Michael Rowland, president of the Melbourne Press Club, said the aim of the rally was to express anger and concern at the “distorted legal process and the role of the Egyptian government in sitting over this, and allowing Peter Greste and his colleagues to be sent to jail”.
Former Victoria premier Ted Baillieu also spoke at the protest, saying it was “important that those involved in the media step up and show their solidarity”.
Baillieu said he was concerned for the welfare of the journalists, and that he had been “dealing with the Egyptian consulate, had a petition running since the conviction, and talked to Amnesty International a few weeks ago”.
But he stressed that people needed to recognise the protest was not anti-Egypt.
"My impression is that the vast majority of the Egyptian diaspora in Victoria – and a vast majority of people in Egypt – are similarly dismayed by this."
On her part, Louise Connor of Victoria’s Media, Entertainment and Arts Alliance urged Australian PM Tony Abbott to speak personally to Egypt’s president Abdel Fatah al-Sisi. Previous statements by the head-of-state have Australian and Latvian diplomats hopeful that the journalists might have a prospect of being deported instead of serving out their extended jail terms.
The judgement and sentencing of Greste and his associates has attracted widespread international condemnation. Latvian diplomats have repeatedly spoken out for his release while collaborating with their Australian counterparts.

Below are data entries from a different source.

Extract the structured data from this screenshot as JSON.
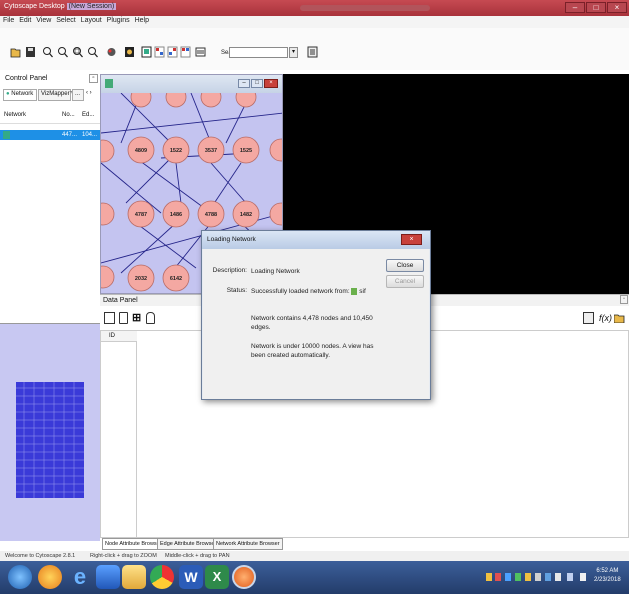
{
  "titlebar": {
    "app": "Cytoscape Desktop",
    "session": "(New Session)"
  },
  "menu": [
    "File",
    "Edit",
    "View",
    "Select",
    "Layout",
    "Plugins",
    "Help"
  ],
  "toolbar": {
    "search_label": "Search:",
    "search_value": ""
  },
  "control_panel": {
    "title": "Control Panel",
    "tabs": [
      "Network",
      "VizMapper™",
      "..."
    ],
    "columns": [
      "Network",
      "No...",
      "Ed..."
    ],
    "rows": [
      {
        "name": "",
        "counts": "447...",
        "edges": "104..."
      }
    ]
  },
  "network_view": {
    "nodes": [
      "4809",
      "1522",
      "3537",
      "1525",
      "4787",
      "1486",
      "4788",
      "1482",
      "2032",
      "6142"
    ]
  },
  "data_panel": {
    "title": "Data Panel",
    "column_header": "ID",
    "tabs": [
      "Node Attribute Browser",
      "Edge Attribute Browser",
      "Network Attribute Browser"
    ]
  },
  "dialog": {
    "title": "Loading Network",
    "description_label": "Description:",
    "description_value": "Loading Network",
    "status_label": "Status:",
    "status_line1": "Successfully loaded network from:",
    "status_file": "sif",
    "info1_line1": "Network contains 4,478 nodes and 10,450",
    "info1_line2": "edges.",
    "info2_line1": "Network is under 10000 nodes.  A view has",
    "info2_line2": "been created automatically.",
    "close_label": "Close",
    "cancel_label": "Cancel"
  },
  "statusbar": {
    "welcome": "Welcome to Cytoscape 2.8.1",
    "hint_zoom": "Right-click + drag to ZOOM",
    "hint_pan": "Middle-click + drag to PAN"
  },
  "taskbar": {
    "time": "6:52 AM",
    "date": "2/23/2018"
  },
  "colors": {
    "accent": "#1e90e6",
    "node_fill": "#f4a8a2",
    "network_bg": "#c4c4f0",
    "titlebar": "#b83a44"
  }
}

Much of the evidence presented to the Cairo court by prosecutors in their trial has been widely criticized as “absurd”. The journalists have been in the custody of Egypt’s law enforcement agencies for 200 days now since their arrest.
Greste, an Australian of Latvian descent who has dual Latvian citizenship through his father, was detained with his colleagues in December by Egyptian authorities. They were accused of reporting on the Muslim Brotherhood, at that time deemed a terrorist organization by al-Sisi's government, in the aftermath of a coup ousting elected president Mohamed Morsi, the Brotherhood's leader.